The principal issue raised in this appeal is not whether Bracco lawfully detained the vehicle or whether he had the right to order the occupants to exit from it, but whether the police were provided with probable cause to search the vehicle and seize any of its contents as a result of what transpired after the vehicle was stopped. We note that there is nothing inherently incredible or improbable in the credibility determinations made by County Court after hearing testimony on defendant's motion to suppress as to the circumstances leading up to the stop and subsequent search of the vehicle. As those findings have ample support in the record, they are entitled to deference (see People v Rivera, 68 NY2d 786, 787-788 [1986]; People v Reid, 2 AD3d 1061, 1062 [2003], lv denied 3 NY3d 646 [2004]; People v Esposito, 191 AD2d 746, 747 [1993], lv denied 81 NY2d 885 [1993]).

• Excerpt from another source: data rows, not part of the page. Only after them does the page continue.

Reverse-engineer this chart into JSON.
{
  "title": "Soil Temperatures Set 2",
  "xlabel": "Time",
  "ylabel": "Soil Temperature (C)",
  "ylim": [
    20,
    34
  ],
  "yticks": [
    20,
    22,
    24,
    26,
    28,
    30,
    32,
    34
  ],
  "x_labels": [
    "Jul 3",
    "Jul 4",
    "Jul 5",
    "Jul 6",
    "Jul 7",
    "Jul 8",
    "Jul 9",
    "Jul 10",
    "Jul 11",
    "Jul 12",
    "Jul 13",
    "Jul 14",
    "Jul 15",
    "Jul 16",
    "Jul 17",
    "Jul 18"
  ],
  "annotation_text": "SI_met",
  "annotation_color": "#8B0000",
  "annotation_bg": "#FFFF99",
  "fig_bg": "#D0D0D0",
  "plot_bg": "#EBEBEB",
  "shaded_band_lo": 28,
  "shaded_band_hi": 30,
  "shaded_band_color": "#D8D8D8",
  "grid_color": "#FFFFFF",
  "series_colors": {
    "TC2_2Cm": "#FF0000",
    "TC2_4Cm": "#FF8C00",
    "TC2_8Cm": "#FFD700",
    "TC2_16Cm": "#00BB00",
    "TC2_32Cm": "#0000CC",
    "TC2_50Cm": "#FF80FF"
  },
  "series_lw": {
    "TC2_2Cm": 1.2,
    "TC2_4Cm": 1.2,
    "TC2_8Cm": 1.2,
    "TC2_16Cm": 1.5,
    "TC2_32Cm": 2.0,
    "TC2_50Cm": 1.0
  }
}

After stopping the vehicle, Bracco observed, in plain view, a "plastic knotted wrap" on the vehicle's console that, based upon his experience in investigating street level narcotic activity, he recognized as material commonly used to package cocaine. In addition, as the occupants were exiting the vehicle, Bracco observed on the floor of the back seat another plastic wrap this one containing a white powder that resembled cocaine. Under the circumstances as they then existed, Bracco had reason to believe that illegal drugs were inside the vehicle and, at that point, had the legal authority to conduct an immediate search of the interior of the vehicle and seize any illegal contraband found in it (see People v Beriquette, 84 NY2d 978, 980 [1994]; People v Pierre, 8 AD3d 904, 905 [2004], lv denied 3 NY3d 710 [2004]; People v Foster, 4 AD3d 434, 434 [2005]; People v Dobere, 298 AD2d 770, 772 [2002]; see also People v Gaines, 57 AD3d 1120).

Defendant also argues that the sentence was harsh and excessive and should be reduced. We disagree. The plea, as negotiated, was taken in full satisfaction of all charges pending against defendant and the resulting sentence was significantly less than he could have received if convicted of all of the crimes charged in the indictment. In addition, this was not defendant's first encounter with the criminal justice system. He was, at the time of sentencing, a repeat felony offender who had been convicted on two prior occasions of the sale of illegal drugs. In his plea allocution, defendant acknowledged not only that the cocaine found in the vehicle belonged to him, but that it was his intention to sell it. Under these circumstances, we cannot find the existence of any extraordinary circumstances that would justify a modification of his sentence (see People v Hawkins, 45 AD3d 989, 992 [2007], lv denied 9 NY3d 1034 [2008]; People v Kathy XX., 31 AD3d 1062, 1063 [2006], lv denied 7 NY3d 849 [2006]; People v Dolison, 23 AD3d 844, 845 [2005], lv denied 6 NY3d 812 [2006]).

Peters, J.P., Rose and Kane, JJ., concur.

ORDERED that the judgment is affirmed.